Garantirsi un reddito pensionistico adeguato dal punto di vista economico del resto è il motivo principale per cui gli italiani investono prevedendo di avere bisogno del 63% del reddito attuale durante la fase di pensionamento rispetto al 59% dell’UE. Solo il 13% però ritiene di essere sulla buona strada per raggiungerlo. Nel prendere comunque una decisione di investimento, tre investitori italiani su quattro (75%) sono stati influenzati dal supporto ricevuto dalla propria banca in filiale e di persona.
"La seconda edizione della nostra indagine ‘Decoding Digital Investment’ – commenta Fannie Wurtz (nella foto in alto), Head of Distribution & Wealth Division, Passive Business Line di Amundi - fornisce una grande quantità di informazioni a chi cerca di comprendere l’evoluzione delle aspettative e dei comportamenti degli investitori. Lo studio sottolinea l’importanza della consulenza professionale in materia di investimenti: è di quasi tre volte superiore il numero di investitori che ricevendo un supporto, sia attraverso l’interazione di persona che con mezzi digitali, hanno definito un piano di investimento strutturato. Mentre l’uso dei canali digitali continua a crescere a livello globale, la promozione dell’educazione finanziaria e lo sviluppo di un modello di consulenza ibrido sono più che mai essenziali per aiutare gli investitori a raggiungere i loro obiettivi di investimento di lungo periodo".

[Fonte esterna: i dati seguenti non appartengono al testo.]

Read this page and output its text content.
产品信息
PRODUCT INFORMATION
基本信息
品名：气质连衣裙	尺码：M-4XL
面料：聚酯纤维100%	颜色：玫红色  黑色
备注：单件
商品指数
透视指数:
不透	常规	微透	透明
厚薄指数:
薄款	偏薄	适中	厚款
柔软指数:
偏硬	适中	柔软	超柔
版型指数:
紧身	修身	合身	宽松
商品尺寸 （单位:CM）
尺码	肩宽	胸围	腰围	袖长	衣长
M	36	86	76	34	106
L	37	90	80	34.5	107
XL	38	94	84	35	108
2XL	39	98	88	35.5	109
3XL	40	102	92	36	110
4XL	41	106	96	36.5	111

Con riferimento in particolare ai dati del nostro Paese, aggiunge Ilaria Pisani (nella foto in basso), Head of ETF, Indexing & Smart Beta Sales di Amundi SGR dall’indagine emerge che gli investitori italiani "mostrano peculiarità uniche rispetto alla media europea, in particolare con riferimento alla spiccata preferenza per l’interazione umana laddove siano in gioco i propri obiettivi e la scelta delle relative soluzioni di investimento. In particolare le donne, che pure investono meno rispetto agli uomini, si avvalgono in grande misura di consulenti finanziari. Anche il ricorso alle piattaforme digitali è ancora lontano dal divenire lo strumento di elezione dei risparmiatori italiani. In conclusione, gli investitori italiani manifestano un equilibrio unico tra tradizione e modernità che rende centrale il ruolo degli intermediari finanziari e degli operatori di risparmio gestito nell’interpretazione dei bisogni della clientela e nel supportarla con un processo strutturato di pianificazione finanziaria".